The ongoing session of Parliament has over time proven to be one of the busiest. Ministers on one end are making budget proposals for their respective ministries while back benchers and Opposition legislatures on the other end seek to hold the executive accountable for their proposed spending. On theory this is all admirable. From distance it sounds like this is the most productive period at our national assembly. Yet in reality it is not. From failure to form a quorum almost every day, to failure to pitch up when required by most ministers, the level of seriousness by most Members of our Parliament, both executive, back bench and opposition side leaves a lot to be desired. On what they perceive as a normal day, one could be forgiven for mistaking the “national assembly” for a pre-school or kids’ play ground. Cabinet ministers, both junior and seniors attend Parliament only if they so wishes. It doesn’t matter whether they have questions to respond to or not. On the other hand, ordinary MPs regularly collapse quorum as long as they wish like. That is just our Parliament of today – a toothless, useless and place of jokes. Boring jokes if one is to add. In short, there is just too much arrogance from the side of the ruling party, more especially by the executive. They seem to care less about the people who gave them powers to take decisions on their behalf. This could be decision on governance or relating to how the national cake should be divided. This could be about decision that relates to make priorities on our spending as nation or rather budget allocation. Even most of the committees, like Ndaba Gaolatlhe rightfully said on Friday, just exist to rubber stamp. They do not exist to create a robust system through which public funds can be well managed.
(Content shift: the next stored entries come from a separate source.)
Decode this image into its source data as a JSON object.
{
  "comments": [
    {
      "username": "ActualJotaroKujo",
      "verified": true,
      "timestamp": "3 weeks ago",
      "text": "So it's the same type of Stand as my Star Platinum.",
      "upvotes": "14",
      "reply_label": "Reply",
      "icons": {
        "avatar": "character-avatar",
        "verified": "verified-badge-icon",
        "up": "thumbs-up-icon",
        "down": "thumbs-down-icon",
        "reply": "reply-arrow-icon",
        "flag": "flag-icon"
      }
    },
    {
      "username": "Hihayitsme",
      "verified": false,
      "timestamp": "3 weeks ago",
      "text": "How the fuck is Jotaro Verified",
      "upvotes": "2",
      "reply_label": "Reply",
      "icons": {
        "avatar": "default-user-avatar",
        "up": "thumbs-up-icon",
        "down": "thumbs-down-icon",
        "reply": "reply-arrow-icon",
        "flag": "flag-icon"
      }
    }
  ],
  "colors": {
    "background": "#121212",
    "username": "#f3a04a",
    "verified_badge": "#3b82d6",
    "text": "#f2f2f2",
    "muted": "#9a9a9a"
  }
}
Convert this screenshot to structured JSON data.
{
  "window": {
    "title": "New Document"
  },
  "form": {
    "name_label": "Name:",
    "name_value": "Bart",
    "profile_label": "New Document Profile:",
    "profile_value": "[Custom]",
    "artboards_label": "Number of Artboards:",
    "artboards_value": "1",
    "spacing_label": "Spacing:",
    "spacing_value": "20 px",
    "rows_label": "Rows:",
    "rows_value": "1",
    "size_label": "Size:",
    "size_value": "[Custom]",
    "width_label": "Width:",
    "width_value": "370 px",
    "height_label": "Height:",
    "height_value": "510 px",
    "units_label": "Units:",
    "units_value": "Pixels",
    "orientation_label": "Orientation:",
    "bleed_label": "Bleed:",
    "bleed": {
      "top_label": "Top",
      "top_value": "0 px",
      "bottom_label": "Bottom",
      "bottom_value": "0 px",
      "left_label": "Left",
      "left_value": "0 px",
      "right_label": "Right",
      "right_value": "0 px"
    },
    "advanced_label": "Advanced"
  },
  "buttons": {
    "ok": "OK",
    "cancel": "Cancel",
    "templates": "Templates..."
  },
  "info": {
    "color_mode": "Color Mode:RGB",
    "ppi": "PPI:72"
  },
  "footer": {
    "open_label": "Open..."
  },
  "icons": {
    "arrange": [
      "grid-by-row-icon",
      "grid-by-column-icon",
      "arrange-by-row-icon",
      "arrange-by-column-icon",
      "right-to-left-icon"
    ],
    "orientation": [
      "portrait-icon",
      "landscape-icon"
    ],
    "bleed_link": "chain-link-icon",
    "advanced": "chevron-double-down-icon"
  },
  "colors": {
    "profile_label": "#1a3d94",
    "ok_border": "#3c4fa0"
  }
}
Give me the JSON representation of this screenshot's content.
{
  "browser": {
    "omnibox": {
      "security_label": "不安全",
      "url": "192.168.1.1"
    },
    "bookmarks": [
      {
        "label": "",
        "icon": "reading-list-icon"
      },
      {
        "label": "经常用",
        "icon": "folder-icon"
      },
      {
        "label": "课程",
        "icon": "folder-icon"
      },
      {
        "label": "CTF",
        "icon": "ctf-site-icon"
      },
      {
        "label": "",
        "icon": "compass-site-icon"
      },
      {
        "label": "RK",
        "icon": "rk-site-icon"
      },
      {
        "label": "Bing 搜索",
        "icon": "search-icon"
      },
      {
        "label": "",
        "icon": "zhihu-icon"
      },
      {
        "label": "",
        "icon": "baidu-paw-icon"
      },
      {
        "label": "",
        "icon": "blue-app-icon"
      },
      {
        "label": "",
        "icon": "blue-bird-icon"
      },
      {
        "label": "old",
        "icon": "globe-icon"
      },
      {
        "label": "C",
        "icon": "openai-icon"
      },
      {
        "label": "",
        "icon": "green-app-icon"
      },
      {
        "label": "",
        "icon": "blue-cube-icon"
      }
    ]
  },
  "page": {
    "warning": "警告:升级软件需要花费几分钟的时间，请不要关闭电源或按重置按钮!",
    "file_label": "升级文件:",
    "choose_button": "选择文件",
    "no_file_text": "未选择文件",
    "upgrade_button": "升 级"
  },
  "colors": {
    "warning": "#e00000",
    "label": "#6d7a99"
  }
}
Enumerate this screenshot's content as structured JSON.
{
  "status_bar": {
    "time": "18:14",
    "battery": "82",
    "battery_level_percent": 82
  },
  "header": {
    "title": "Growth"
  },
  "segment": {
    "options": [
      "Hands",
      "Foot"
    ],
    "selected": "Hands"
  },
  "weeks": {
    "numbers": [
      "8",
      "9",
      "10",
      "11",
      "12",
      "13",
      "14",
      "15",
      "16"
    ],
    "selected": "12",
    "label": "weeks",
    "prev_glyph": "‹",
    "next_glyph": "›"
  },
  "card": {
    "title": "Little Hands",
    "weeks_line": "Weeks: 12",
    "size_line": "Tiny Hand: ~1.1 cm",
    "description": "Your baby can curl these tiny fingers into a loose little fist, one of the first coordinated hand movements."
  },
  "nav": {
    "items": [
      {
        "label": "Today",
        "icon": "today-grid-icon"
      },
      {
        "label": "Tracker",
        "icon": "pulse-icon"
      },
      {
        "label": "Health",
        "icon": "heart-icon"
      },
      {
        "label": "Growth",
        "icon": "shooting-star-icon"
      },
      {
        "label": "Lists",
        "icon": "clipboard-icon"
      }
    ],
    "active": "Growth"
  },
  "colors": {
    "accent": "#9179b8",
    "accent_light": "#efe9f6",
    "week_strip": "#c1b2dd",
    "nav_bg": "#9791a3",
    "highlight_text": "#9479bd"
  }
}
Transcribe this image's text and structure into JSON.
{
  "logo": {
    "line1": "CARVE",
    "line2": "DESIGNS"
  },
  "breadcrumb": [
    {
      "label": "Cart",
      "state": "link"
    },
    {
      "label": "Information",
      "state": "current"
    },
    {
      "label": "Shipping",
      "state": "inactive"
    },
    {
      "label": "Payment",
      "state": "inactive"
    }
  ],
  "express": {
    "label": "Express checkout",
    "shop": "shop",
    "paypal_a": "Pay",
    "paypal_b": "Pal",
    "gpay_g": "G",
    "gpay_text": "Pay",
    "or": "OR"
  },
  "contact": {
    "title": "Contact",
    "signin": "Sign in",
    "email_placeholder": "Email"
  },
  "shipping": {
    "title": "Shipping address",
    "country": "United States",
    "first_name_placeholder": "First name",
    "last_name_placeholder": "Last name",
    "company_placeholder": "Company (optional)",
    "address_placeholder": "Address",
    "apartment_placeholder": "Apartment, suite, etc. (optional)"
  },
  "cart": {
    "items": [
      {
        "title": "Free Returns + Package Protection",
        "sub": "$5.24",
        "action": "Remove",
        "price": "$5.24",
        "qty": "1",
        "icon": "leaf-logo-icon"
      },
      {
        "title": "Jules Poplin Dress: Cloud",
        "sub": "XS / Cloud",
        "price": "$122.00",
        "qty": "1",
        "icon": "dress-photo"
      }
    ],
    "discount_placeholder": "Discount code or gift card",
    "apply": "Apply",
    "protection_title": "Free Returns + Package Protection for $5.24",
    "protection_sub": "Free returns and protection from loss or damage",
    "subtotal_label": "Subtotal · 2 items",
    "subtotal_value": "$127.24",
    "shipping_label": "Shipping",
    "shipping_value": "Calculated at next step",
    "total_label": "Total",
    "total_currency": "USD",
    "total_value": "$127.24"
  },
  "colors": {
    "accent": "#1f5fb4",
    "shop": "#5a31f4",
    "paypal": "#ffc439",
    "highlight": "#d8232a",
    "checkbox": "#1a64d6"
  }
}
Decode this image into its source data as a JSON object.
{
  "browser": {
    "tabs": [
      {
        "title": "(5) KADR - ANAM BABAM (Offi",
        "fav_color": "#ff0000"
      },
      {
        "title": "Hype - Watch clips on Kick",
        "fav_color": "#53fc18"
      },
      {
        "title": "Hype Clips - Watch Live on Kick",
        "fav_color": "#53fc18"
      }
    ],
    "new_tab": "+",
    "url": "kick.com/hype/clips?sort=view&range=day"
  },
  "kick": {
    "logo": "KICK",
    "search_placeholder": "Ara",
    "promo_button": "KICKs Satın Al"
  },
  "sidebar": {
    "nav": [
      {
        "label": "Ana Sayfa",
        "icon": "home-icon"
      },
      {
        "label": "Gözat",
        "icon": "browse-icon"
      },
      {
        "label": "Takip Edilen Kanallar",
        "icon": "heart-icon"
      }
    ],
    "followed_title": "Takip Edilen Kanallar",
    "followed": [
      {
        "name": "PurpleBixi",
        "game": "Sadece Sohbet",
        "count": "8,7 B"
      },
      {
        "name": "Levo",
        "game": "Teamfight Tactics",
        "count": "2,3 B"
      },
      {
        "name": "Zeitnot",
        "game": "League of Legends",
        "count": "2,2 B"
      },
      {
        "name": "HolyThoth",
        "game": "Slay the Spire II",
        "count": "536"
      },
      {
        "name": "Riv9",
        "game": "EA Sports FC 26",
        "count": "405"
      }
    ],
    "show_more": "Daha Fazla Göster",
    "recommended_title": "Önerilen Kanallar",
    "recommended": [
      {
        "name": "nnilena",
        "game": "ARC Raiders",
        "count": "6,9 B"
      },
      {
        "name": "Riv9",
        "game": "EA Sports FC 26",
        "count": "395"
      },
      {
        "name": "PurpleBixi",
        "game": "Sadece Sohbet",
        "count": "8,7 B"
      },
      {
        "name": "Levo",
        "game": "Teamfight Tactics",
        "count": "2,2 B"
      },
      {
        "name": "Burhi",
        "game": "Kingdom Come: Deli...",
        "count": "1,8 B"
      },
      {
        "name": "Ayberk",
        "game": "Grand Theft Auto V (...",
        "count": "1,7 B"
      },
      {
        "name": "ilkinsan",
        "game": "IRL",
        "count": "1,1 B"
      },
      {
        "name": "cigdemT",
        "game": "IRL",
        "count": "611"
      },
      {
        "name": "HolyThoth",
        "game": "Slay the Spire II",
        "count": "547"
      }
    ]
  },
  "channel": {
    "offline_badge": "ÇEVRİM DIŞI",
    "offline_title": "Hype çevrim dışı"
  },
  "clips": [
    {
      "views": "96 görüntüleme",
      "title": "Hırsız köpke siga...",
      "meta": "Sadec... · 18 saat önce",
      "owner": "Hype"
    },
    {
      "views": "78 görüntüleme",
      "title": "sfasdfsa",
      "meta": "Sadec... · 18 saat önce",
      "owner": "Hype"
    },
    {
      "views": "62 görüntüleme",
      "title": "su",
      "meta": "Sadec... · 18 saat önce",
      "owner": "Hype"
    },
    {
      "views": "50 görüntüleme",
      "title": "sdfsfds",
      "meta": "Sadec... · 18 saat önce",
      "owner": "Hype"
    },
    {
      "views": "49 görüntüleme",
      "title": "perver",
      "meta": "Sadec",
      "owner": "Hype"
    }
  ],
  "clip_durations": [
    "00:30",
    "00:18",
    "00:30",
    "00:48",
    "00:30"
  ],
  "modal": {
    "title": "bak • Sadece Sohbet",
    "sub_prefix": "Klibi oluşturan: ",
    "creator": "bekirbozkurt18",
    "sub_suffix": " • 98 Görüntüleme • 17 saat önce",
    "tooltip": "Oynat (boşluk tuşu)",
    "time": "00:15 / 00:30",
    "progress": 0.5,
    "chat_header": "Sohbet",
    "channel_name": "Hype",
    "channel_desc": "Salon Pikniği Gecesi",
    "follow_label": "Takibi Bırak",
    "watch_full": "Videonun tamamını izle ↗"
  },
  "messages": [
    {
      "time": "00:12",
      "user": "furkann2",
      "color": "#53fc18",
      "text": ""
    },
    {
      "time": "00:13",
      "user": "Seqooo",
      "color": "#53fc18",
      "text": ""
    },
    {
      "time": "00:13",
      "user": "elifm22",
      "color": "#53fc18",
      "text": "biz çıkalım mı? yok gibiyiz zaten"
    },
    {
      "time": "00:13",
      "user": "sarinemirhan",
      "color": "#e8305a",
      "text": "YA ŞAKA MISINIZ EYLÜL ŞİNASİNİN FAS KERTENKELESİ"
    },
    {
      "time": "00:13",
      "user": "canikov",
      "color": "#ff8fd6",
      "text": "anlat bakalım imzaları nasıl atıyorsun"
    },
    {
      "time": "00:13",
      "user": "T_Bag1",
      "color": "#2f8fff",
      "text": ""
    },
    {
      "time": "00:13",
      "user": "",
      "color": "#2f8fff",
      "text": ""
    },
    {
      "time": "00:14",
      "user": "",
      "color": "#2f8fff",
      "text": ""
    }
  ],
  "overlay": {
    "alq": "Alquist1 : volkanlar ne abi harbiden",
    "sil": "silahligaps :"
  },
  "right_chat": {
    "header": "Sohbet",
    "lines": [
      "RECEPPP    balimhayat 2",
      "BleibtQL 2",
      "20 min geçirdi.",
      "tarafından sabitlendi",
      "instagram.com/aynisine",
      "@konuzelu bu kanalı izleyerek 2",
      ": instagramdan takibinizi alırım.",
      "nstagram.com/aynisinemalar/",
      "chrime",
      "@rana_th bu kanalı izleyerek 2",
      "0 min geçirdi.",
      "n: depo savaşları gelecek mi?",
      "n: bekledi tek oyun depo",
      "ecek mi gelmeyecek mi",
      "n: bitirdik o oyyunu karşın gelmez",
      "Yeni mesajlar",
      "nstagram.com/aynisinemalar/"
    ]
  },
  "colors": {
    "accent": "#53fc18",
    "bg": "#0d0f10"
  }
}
One ought to mention that, when it comes to budget allocation that could directly benefit ordinary Batswana, our executive tend to fully show their stinginess.
This past week, on Friday to be precise, most members of Parliament, notably those of the ruling Botswana Democratic Party (BDP) lead by the executive, without shame, chose “computers” over “people”.
The question, if we may put it that way, that was put before them was to decide on whether Finance Ministry should pay the sum of P15.5 million to the Directorate on Intelligence and Security (DIS) for it to settle outstanding bills or have the same amount of money paid as part of compensation for individuals whose property has been destroyed by wild animals thus disrupting their possible source of income. The other possible option, as suggested by the Leader of Opposition in Parliament Duma Boko, was to divert the money towards the Botswana Police to help them speed up their services of crime detection and prevention. The suggestion on compensation payment was made by the minister responsible for Wildlife Tshekedi Khama. Both suggestions were rejected. In Tshekedi’s words, the gesture shows our misplaced priorities. The outcry is not only centred around failure to compensate the poor citizens of this country (which partly happens to Tshekedi’s misplaced priorities as well; He tend to chose anti-poaching over paying out grieved Batswana who are terrorised by wild animals day and night).
Like we said, the outcry of Batswana is not just around human-wildlife conflict. It was not so long ago when Minister responsible for land, Prince Maele “cried” for lack of adequate budget to service and allocate land to Batswana. A lot of Batswana are without land ÔÇô such a valuable commodity that could be used to economically empower our people. The core Welfare Index Survey published by Statistics Botswana in 2015 paints a rather disturbing picture when it comes to house ownership amongst our people. The data contained in this survey shows that only 3.3 percent of the working population of Botswana lives (or lived) in purchased housing units by 2010. This is a marginal increase from 1.3 percent recorded in 2002.
From this data one can clearly tell that for our 50 or 51 years of independence we cannot celebrate as much when it comes to home ownership, atleast in urban areas. It seems, even after 50 years of independence property ownership remain restricted only to a small “rich” portion population while the “poor” will likely pay rent to their graves.
Like we said, the outcry is not just on landlessness. Most of our people, who are employable, remain unemployed. This song we have sung so many times. But with our misplaced priorities, it seems it shall remain on repeat.
The #Bottomline is that our national budget, which unfortunately is controlled by Parliament is nothing more than broken promises and misplaced priorities. This is the same budget that is failing to fix our roads following recent rains that destroyed them. As it stands, it will take several months before the damaged roads and other infrastructure are repaired. Our misplaced priorities have given room to the purchase of expensive fighter jets, anti poaching air craft, Electronic Machines, co-host expensive trade shows etc. All these expenditure will “misplace” us from middle income to one of the poorest countries in the world if we are not careful.